Recently, the Parliamentary Committee on Official Languages, chaired by the Union Home Minister, recommended that local languages be given preference over English in all states.

The committee has also suggested that the medium of instruction in higher education institutes such as IITs in Hindi-speaking states be Hindi and that Hindi be one of the United Nations’ official languages.



  • In its 11th report, the Parliamentary Committee framed recommendations based on the new National Education Policy (2020), which indicated that the medium of instruction should be either official or regional languages.
  • According to the Parliament Committee, in higher education institutions such as Banaras Hindu University, Delhi University, Jamia Millia Islamia, Aligarh Muslim University, Hindi is being used only 20-30%, whereas it should be used 100%.
    • The panel noted that English is a foreign language and this colonial practice should be done away.
  • The Committee suggested that in all technical and non-technical institutions (like IITs, central universities and Kendriya Vidyalayas) in the country —
    • Hindi (in Hindi-speaking states) and their respective local language in other regions of India should be used as the medium of instruction and
    • the use of English should be made optional.
  • The Committee also recommended that Hindi should be made as one of the official languages in the UN.

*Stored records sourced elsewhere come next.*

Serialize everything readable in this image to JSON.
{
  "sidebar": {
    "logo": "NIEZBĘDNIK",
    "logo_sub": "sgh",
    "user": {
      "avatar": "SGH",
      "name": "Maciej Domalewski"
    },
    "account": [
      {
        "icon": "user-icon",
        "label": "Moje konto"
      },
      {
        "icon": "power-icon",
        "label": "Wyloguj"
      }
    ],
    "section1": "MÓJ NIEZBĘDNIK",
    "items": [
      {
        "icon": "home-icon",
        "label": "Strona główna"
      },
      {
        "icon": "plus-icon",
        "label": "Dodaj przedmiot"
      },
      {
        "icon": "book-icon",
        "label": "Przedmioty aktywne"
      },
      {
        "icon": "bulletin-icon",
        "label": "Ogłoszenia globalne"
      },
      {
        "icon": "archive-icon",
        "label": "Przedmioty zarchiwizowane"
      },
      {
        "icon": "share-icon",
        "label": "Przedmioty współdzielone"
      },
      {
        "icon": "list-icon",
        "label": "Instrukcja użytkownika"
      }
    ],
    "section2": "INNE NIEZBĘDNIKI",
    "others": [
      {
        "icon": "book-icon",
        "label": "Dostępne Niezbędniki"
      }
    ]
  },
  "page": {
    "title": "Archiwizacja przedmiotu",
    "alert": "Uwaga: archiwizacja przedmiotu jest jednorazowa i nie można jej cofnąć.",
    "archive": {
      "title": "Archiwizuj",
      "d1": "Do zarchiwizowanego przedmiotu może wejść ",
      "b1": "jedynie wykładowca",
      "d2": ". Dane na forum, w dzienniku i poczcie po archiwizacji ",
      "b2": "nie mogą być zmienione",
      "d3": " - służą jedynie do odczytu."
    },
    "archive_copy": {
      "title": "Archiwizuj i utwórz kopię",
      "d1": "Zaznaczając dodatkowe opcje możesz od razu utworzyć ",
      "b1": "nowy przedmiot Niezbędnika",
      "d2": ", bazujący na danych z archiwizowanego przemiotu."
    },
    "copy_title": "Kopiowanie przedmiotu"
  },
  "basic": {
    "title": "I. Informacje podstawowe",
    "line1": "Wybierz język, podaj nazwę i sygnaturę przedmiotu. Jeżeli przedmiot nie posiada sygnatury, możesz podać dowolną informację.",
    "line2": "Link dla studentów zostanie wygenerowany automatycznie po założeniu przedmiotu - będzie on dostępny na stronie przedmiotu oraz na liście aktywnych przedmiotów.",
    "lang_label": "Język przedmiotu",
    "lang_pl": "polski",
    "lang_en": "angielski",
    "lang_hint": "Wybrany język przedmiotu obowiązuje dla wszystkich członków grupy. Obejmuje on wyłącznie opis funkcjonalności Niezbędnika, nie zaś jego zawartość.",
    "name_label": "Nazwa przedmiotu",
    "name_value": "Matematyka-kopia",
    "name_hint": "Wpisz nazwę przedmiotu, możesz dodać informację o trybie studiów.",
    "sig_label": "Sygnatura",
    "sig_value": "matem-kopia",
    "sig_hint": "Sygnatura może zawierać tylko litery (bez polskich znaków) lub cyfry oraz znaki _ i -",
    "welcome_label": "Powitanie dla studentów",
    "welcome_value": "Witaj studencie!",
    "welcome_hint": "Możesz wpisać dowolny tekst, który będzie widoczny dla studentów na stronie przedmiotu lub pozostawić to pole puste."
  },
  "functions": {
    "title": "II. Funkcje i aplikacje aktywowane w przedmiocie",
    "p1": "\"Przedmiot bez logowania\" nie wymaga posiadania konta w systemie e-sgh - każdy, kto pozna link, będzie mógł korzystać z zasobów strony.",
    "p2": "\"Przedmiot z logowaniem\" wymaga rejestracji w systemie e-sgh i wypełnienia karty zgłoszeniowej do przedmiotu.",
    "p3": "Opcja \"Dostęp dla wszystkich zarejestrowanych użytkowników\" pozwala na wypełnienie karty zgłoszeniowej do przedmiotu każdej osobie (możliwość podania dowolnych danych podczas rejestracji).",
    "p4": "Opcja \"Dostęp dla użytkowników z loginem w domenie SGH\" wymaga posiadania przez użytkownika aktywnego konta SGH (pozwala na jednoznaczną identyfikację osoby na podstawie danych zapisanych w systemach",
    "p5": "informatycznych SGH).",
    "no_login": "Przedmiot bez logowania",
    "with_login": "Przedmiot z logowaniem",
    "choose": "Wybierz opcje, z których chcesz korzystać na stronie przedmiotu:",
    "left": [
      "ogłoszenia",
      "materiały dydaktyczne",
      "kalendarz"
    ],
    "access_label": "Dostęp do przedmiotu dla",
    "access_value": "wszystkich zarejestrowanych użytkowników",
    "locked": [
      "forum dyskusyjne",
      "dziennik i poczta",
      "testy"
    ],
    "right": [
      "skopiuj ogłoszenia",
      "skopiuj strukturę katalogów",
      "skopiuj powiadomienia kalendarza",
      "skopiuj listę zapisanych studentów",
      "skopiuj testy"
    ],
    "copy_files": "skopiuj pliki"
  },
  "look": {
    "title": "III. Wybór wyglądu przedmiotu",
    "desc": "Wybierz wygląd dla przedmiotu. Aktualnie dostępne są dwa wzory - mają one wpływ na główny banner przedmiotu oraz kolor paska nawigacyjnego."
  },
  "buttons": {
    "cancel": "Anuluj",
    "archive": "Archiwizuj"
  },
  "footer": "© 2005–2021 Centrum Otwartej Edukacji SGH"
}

  • The Constituent Assembly was sharply divided on the issue of Hindi’s status in independent India, with members from non-Hindi-speaking states rejecting the idea of recognising Hindi as a national language.
  • Finally, it was determined that the Constitution will simply refer to an “official language,” and that English will be used for the next 15 years.
  • However, the Official Languages Act, 1963, mentions the continuation of English for official purposes of the Union and for use in Parliament, establishing Hindi and English as the Union’s official languages.


Status of Hindi

  • Under Article 343 of the Constitution, the official language of the Union shall be Hindi in Devanagari script. The international form of Indian numerals (the Arabic form used and understood throughout the world) will be used for official purposes.
      • Hence, there is no national language for India, and Hindi is the official language of the Union.
  • The Eighth Schedule of the Constitution contains a list of 22 languages (‘Hindi’ is one among them) in the country.
      • There is no mention of the languages that are or will be included in the Eighth Schedule.
      • There are only two references to these languages in the Constitution – one is in Article 344(1) and the other in Article 351.
      • Article 344(1) authorises the President of India to appoint a Commission to make recommendations for the progressive use of Hindi for official purposes of the Union while restricting the use of English.
      • According to Article 351, it is the Union government’s responsibility to promote the spread of Hindi so that it becomes a medium of expression for all elements of India’s composite culture.


Adoption of three-language formula

  • In 1959, the central government gave an assurance that English would continue to be in official use and as the language of communication between the Centre and the states.
      • The Official Languages Act of 1963, which allowed for the continued use of English after the 15-year period expired, did not specifically include this promise.
      • This raised concern in several states (like Tamil Nadu) that Hindi would be imposed in such a way that the future employment prospects of those who do not speak Hindi will be thin.
  • To address this, the first National Policy on Education (1968) speaks of teaching three languages —
      • Hindi, English and one regional language in Hindi-speaking States, and
      • Hindi, English and the official regional language in other States.
  • In practice, however, only a few states teach both their predominant language and Hindi, in addition to English.
      • For example, Tamil Nadu has always opposed the 3-language formula and only teaches Tamil and English.
      • It claims that anyone who needs to study Hindi can do so on their own.